The garbage collector
Rather than forcing you to keep up with memory allocation the Java platform provides memory management
out of the box. When your Java application creates an object instance at run time, the JVM automatically
allocates memory space for that object from the heap, which is a pool of memory set aside for your program
to use. The Java garbage collector runs in the background, keeping track of which objects the application no
longer needs and reclaiming memory from them. This approach to memory handling is called implicit memory
management because it doesn't require you to write any memory-handling code.

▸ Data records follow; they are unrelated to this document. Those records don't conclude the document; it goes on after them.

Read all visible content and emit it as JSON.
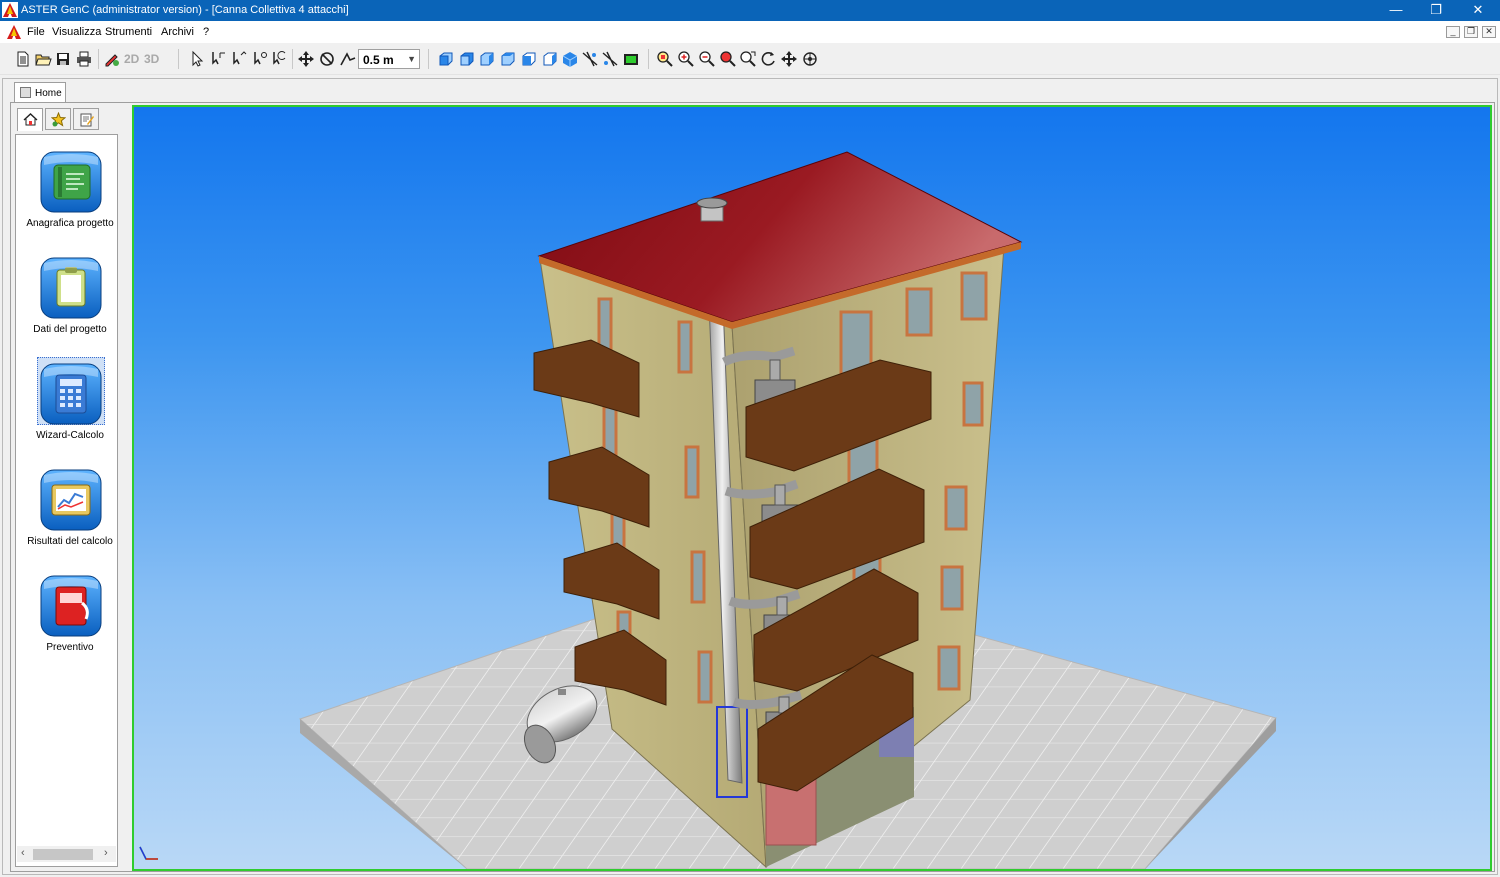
{
  "titlebar": {
    "title": "ASTER GenC (administrator version) - [Canna Collettiva 4 attacchi]",
    "minimize": "—",
    "restore": "❐",
    "close": "✕"
  },
  "menu": {
    "items": [
      "File",
      "Visualizza",
      "Strumenti",
      "Archivi",
      "?"
    ],
    "mdi_minimize": "_",
    "mdi_restore": "❐",
    "mdi_close": "✕"
  },
  "toolbar": {
    "view_2d": "2D",
    "view_3d": "3D",
    "step_value": "0.5  m",
    "icons": [
      "new-file-icon",
      "open-folder-icon",
      "save-icon",
      "print-icon",
      "edit-3d-icon",
      "select-arrow-icon",
      "select-node-icon",
      "select-node-alt-icon",
      "select-multi-icon",
      "select-area-icon",
      "move-icon",
      "rotate-icon",
      "measure-icon",
      "view-front-icon",
      "view-back-icon",
      "view-left-icon",
      "view-right-icon",
      "view-top-icon",
      "view-bottom-icon",
      "view-iso-icon",
      "wireframe-icon",
      "wireframe-alt-icon",
      "background-icon",
      "zoom-fit-icon",
      "zoom-in-icon",
      "zoom-out-icon",
      "zoom-all-icon",
      "zoom-window-icon",
      "orbit-icon",
      "pan-icon",
      "rotate-3d-icon"
    ]
  },
  "document": {
    "tab_label": "Home"
  },
  "left_panel": {
    "tabs": [
      "home-tab-icon",
      "favorites-tab-icon",
      "notes-tab-icon"
    ],
    "items": [
      {
        "label": "Anagrafica progetto",
        "icon": "project-registry-icon",
        "color": "#3fa448"
      },
      {
        "label": "Dati del progetto",
        "icon": "clipboard-icon",
        "color": "#cfe08a"
      },
      {
        "label": "Wizard-Calcolo",
        "icon": "calculator-icon",
        "color": "#3a7bd5"
      },
      {
        "label": "Risultati del calcolo",
        "icon": "chart-results-icon",
        "color": "#e8c860"
      },
      {
        "label": "Preventivo",
        "icon": "quote-document-icon",
        "color": "#d22"
      }
    ]
  },
  "viewport": {
    "accent": "#2fcc2f",
    "roof_color": "#8e1018",
    "wall_color": "#bfb583",
    "balcony_color": "#6b3a17"
  }
}
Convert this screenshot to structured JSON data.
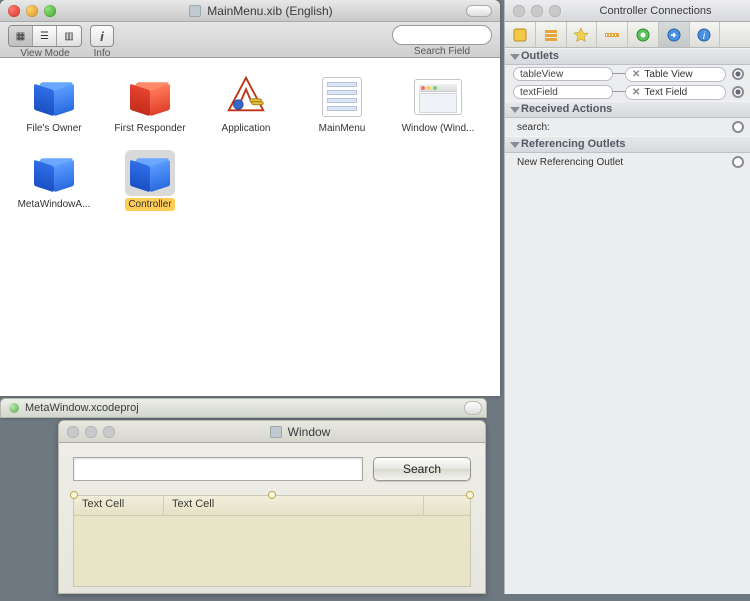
{
  "xib": {
    "title": "MainMenu.xib (English)",
    "toolbar": {
      "view_mode_label": "View Mode",
      "info_label": "Info",
      "search_label": "Search Field",
      "search_placeholder": ""
    },
    "objects": [
      {
        "label": "File's Owner",
        "icon": "cube-blue"
      },
      {
        "label": "First Responder",
        "icon": "cube-red"
      },
      {
        "label": "Application",
        "icon": "app"
      },
      {
        "label": "MainMenu",
        "icon": "menu"
      },
      {
        "label": "Window (Wind...",
        "icon": "window"
      },
      {
        "label": "MetaWindowA...",
        "icon": "cube-blue"
      },
      {
        "label": "Controller",
        "icon": "cube-blue",
        "selected": true
      }
    ]
  },
  "project": {
    "title": "MetaWindow.xcodeproj"
  },
  "win2": {
    "title": "Window",
    "search_button": "Search",
    "columns": [
      "Text Cell",
      "Text Cell"
    ]
  },
  "inspector": {
    "title": "Controller Connections",
    "sections": {
      "outlets": {
        "title": "Outlets",
        "rows": [
          {
            "name": "tableView",
            "dest": "Table View"
          },
          {
            "name": "textField",
            "dest": "Text Field"
          }
        ]
      },
      "received": {
        "title": "Received Actions",
        "rows": [
          {
            "name": "search:"
          }
        ]
      },
      "referencing": {
        "title": "Referencing Outlets",
        "rows": [
          {
            "name": "New Referencing Outlet"
          }
        ]
      }
    }
  }
}
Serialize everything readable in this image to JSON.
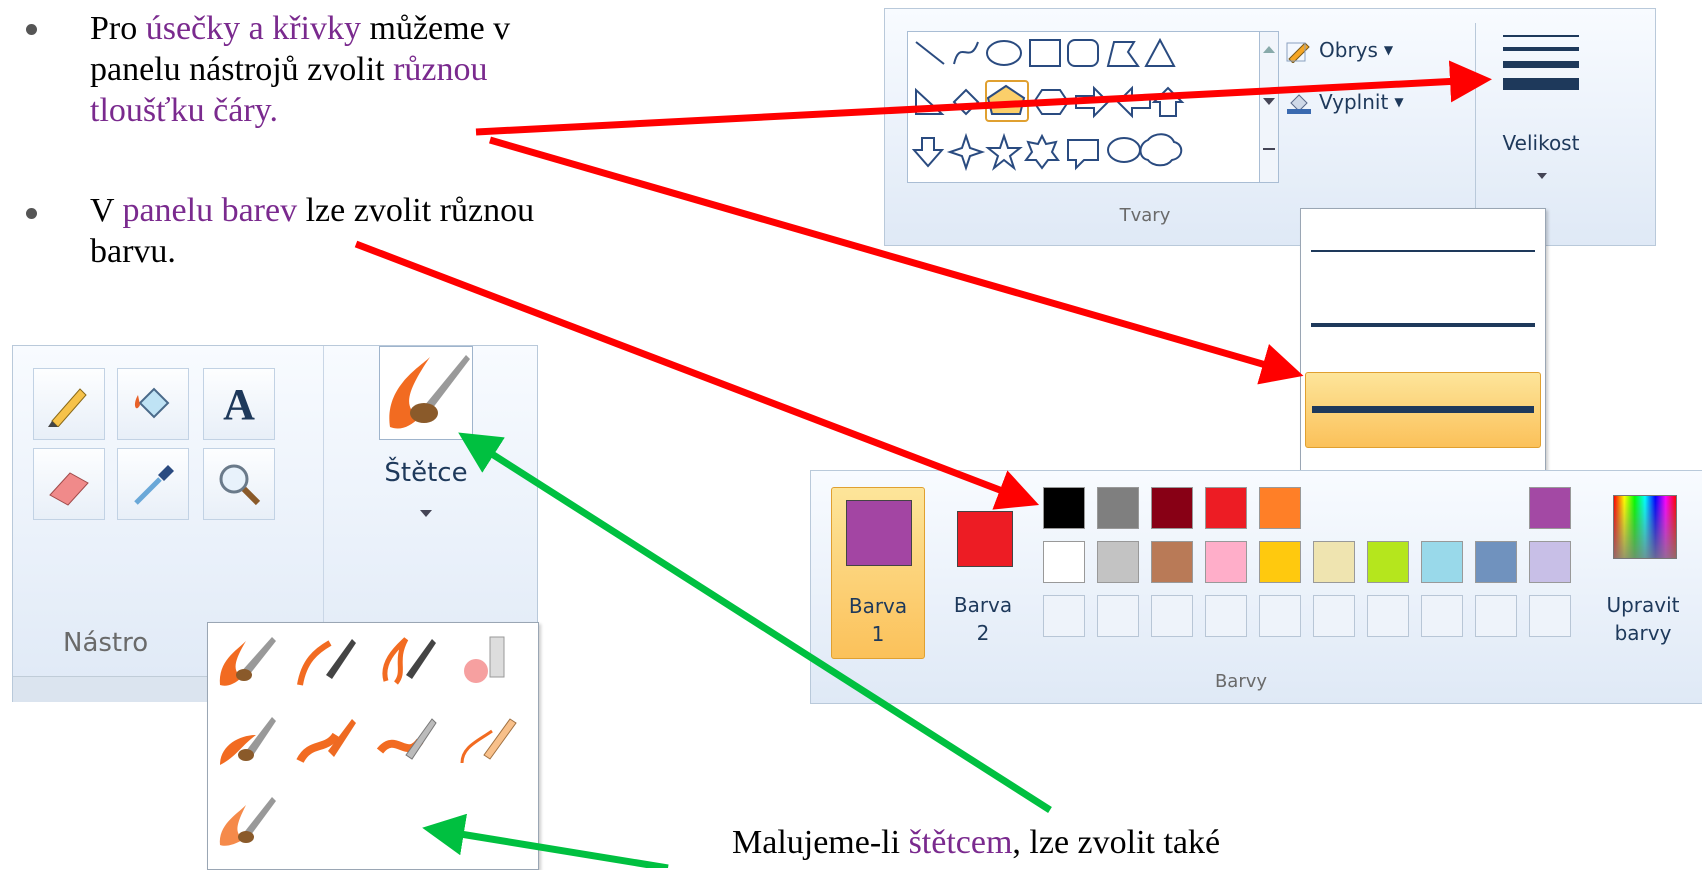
{
  "bullets": [
    {
      "line1_pre": "Pro ",
      "line1_hl": "úsečky a křivky",
      "line1_post": " můžeme v",
      "line2_pre": "panelu nástrojů zvolit ",
      "line2_hl": "různou",
      "line3_hl": "tloušťku čáry",
      "line3_post": "."
    },
    {
      "line1_pre": "V ",
      "line1_hl": "panelu barev",
      "line1_post": " lze zvolit různou",
      "line2": "barvu."
    }
  ],
  "caption": {
    "pre": "Malujeme-li ",
    "hl": "štětcem",
    "post": ", lze zvolit také"
  },
  "shapes_panel": {
    "outline_label": "Obrys",
    "fill_label": "Vyplnit",
    "group_label": "Tvary",
    "size_label": "Velikost"
  },
  "tools_panel": {
    "brushes_label": "Štětce",
    "group_label": "Nástro"
  },
  "colors_panel": {
    "color1_label_a": "Barva",
    "color1_label_b": "1",
    "color2_label_a": "Barva",
    "color2_label_b": "2",
    "edit_label_a": "Upravit",
    "edit_label_b": "barvy",
    "group_label": "Barvy",
    "color1": "#a345a3",
    "color2": "#ed1c24",
    "row1": [
      "#000000",
      "#7f7f7f",
      "#880015",
      "#ed1c24",
      "#ff7f27",
      "#fff200",
      "#22b14c",
      "#00a2e8",
      "#3f48cc",
      "#a349a4"
    ],
    "row2": [
      "#ffffff",
      "#c3c3c3",
      "#b97a57",
      "#ffaec9",
      "#ffc90e",
      "#efe4b0",
      "#b5e61d",
      "#99d9ea",
      "#7092be",
      "#c8bfe7"
    ]
  },
  "colors": {
    "highlight": "#7a2a8e",
    "red_arrow": "#ff0000",
    "green_arrow": "#00c040",
    "ribbon_text": "#1e395b",
    "selected": "#fbcf6a"
  },
  "icons": [
    "pencil-icon",
    "fill-bucket-icon",
    "text-icon",
    "eraser-icon",
    "color-picker-icon",
    "magnifier-icon",
    "brush-icon",
    "outline-icon",
    "fill-icon"
  ]
}
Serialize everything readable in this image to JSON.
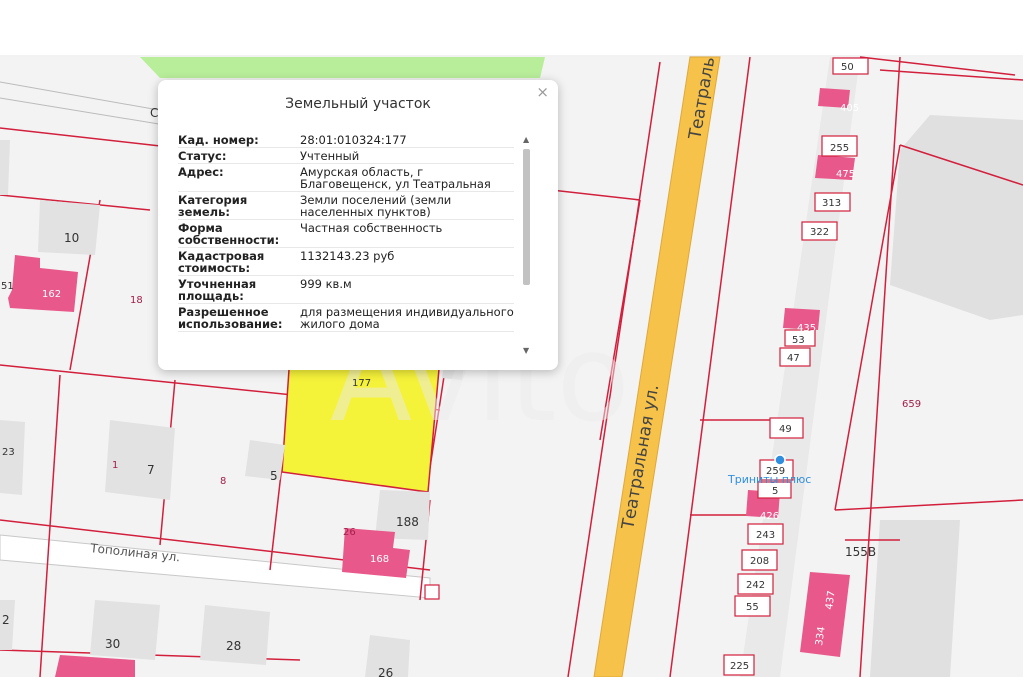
{
  "popup": {
    "title": "Земельный участок",
    "close_icon": "close-icon",
    "rows": [
      {
        "key": "Кад. номер:",
        "value": "28:01:010324:177"
      },
      {
        "key": "Статус:",
        "value": "Учтенный"
      },
      {
        "key": "Адрес:",
        "value": "Амурская область, г Благовещенск, ул Театральная"
      },
      {
        "key": "Категория земель:",
        "value": "Земли поселений (земли населенных пунктов)"
      },
      {
        "key": "Форма собственности:",
        "value": "Частная собственность"
      },
      {
        "key": "Кадастровая стоимость:",
        "value": "1132143.23 руб"
      },
      {
        "key": "Уточненная площадь:",
        "value": "999 кв.м"
      },
      {
        "key": "Разрешенное использование:",
        "value": "для размещения индивидуального жилого дома"
      }
    ]
  },
  "map": {
    "streets": {
      "teatralnaya_top": "Театраль",
      "teatralnaya": "Театральная ул.",
      "topolinaya": "Тополиная ул."
    },
    "poi": "Триниты плюс",
    "parcels": {
      "p50": "50",
      "p405": "405",
      "p255": "255",
      "p475": "475",
      "p313": "313",
      "p322": "322",
      "p435": "435",
      "p53": "53",
      "p47": "47",
      "p49": "49",
      "p259": "259",
      "p5b": "5",
      "p426": "426",
      "p243": "243",
      "p208": "208",
      "p242": "242",
      "p55": "55",
      "p225": "225",
      "p155v": "155В",
      "p437": "437",
      "p334": "334",
      "p659": "659",
      "p10": "10",
      "p162": "162",
      "p51": "51",
      "p18": "18",
      "p23": "23",
      "p1": "1",
      "p7": "7",
      "p8": "8",
      "p5": "5",
      "p177": "177",
      "p188": "188",
      "p26": "26",
      "p168": "168",
      "p2": "2",
      "p30": "30",
      "p28": "28",
      "p26b": "26",
      "pC": "С"
    },
    "colors": {
      "parcel_line": "#d21f3c",
      "selected_parcel": "#f5f23a",
      "building": "#e6e6e6",
      "building_pink": "#e8588a",
      "road": "#f6c24a",
      "park": "#b8ee9a"
    }
  }
}
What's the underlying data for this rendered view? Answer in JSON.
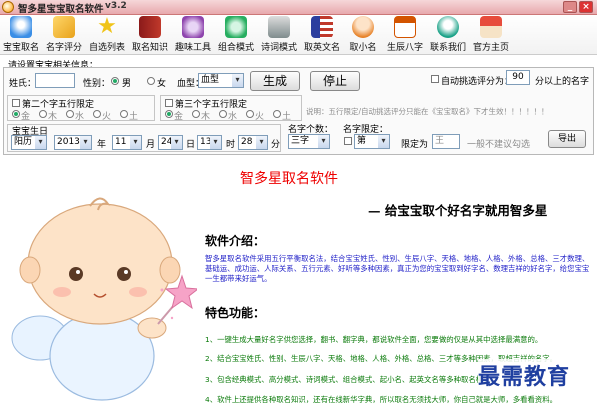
{
  "window": {
    "title": "智多星宝宝取名软件",
    "version": "v3.2",
    "minimize_label": "_",
    "close_label": "×"
  },
  "toolbar": {
    "items": [
      {
        "label": "宝宝取名",
        "icon": "baby-name-icon",
        "color": "#3a8ee6"
      },
      {
        "label": "名字评分",
        "icon": "score-icon",
        "color": "#e8a21c"
      },
      {
        "label": "自选列表",
        "icon": "star-list-icon",
        "color": "#f0c419"
      },
      {
        "label": "取名知识",
        "icon": "book-icon",
        "color": "#c0392b"
      },
      {
        "label": "趣味工具",
        "icon": "tools-icon",
        "color": "#8e44ad"
      },
      {
        "label": "组合模式",
        "icon": "combo-icon",
        "color": "#27ae60"
      },
      {
        "label": "诗词模式",
        "icon": "poem-icon",
        "color": "#7f8c8d"
      },
      {
        "label": "取英文名",
        "icon": "flag-icon",
        "color": "#2c3e9e"
      },
      {
        "label": "取小名",
        "icon": "small-name-icon",
        "color": "#e67e22"
      },
      {
        "label": "生辰八字",
        "icon": "calendar-icon",
        "color": "#d35400"
      },
      {
        "label": "联系我们",
        "icon": "contact-icon",
        "color": "#16a085"
      },
      {
        "label": "官方主页",
        "icon": "home-icon",
        "color": "#e74c3c"
      }
    ]
  },
  "form": {
    "section_label": "请设置宝宝相关信息：",
    "surname_label": "姓氏：",
    "surname_value": "",
    "gender_label": "性别：",
    "male_label": "男",
    "female_label": "女",
    "gender_selected": "男",
    "bloodtype_label": "血型：",
    "bloodtype_value": "血型",
    "generate_label": "生成",
    "stop_label": "停止",
    "auto_filter_label": "自动挑选评分为：",
    "auto_filter_value": "90",
    "auto_filter_suffix": "分以上的名字",
    "second_char_label": "第二个字五行限定",
    "third_char_label": "第三个字五行限定",
    "elements": [
      "金",
      "木",
      "水",
      "火",
      "土"
    ],
    "hint": "说明：五行限定/自动挑选评分只能在《宝宝取名》下才生效！！！！！！",
    "birthday_label": "宝宝生日",
    "calendar_value": "阳历",
    "year_value": "2013",
    "year_unit": "年",
    "month_value": "11",
    "month_unit": "月",
    "day_value": "24",
    "day_unit": "日",
    "hour_value": "13",
    "hour_unit": "时",
    "minute_value": "28",
    "minute_unit": "分",
    "name_length_label": "名字个数：",
    "name_length_value": "三字",
    "name_limit_label": "名字限定：",
    "position_value": "第",
    "limit_to_label": "限定为",
    "limit_char_value": "王",
    "limit_note": "一般不建议勾选",
    "export_label": "导出"
  },
  "content": {
    "title": "智多星取名软件",
    "slogan": "— 给宝宝取个好名字就用智多星",
    "intro_heading": "软件介绍：",
    "intro_text": "智多星取名软件采用五行平衡取名法，结合宝宝姓氏、性别、生辰八字、天格、地格、人格、外格、总格、三才数理、基础运、成功运、人际关系、五行元素、好听等多种因素，真正为您的宝宝取到好字名、数理吉祥的好名字，给您宝宝一生都带来好运气。",
    "features_heading": "特色功能：",
    "features": [
      "1、一键生成大量好名字供您选择，翻书、翻字典，都说软件全面，您要做的仅是从其中选择最满意的。",
      "2、结合宝宝姓氏、性别、生辰八字、天格、地格、人格、外格、总格、三才等多种因素，取超吉祥的名字。",
      "3、包含经典模式、高分模式、诗词模式、组合模式、起小名、起英文名等多种取名模式。",
      "4、软件上还提供各种取名知识，还有在线新华字典，所以取名无须找大师，你自己就是大师，多看看资料。"
    ],
    "watermark": "最需教育"
  }
}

Garbage collection is one of
the essential features of Java platform performance.
The Java Development Kit
When you download a Java Development Kit (JDK), you get — in addition to the compiler and other tools — a
complete class library of prebuilt utilities that help you accomplish just about any task common to application
development.
The Java Runtime Environment
The Java Runtime Environment (JRE; also known as the Java runtime) includes the JVM, code libraries, and
components that are necessary for running programs written in the Java language. It is available for multiple
platforms. You can freely redistribute the JRE with your applications, according to the terms of the JRE license,
to give the application's users a platform on which to run your software. The JRE is included in the JDK.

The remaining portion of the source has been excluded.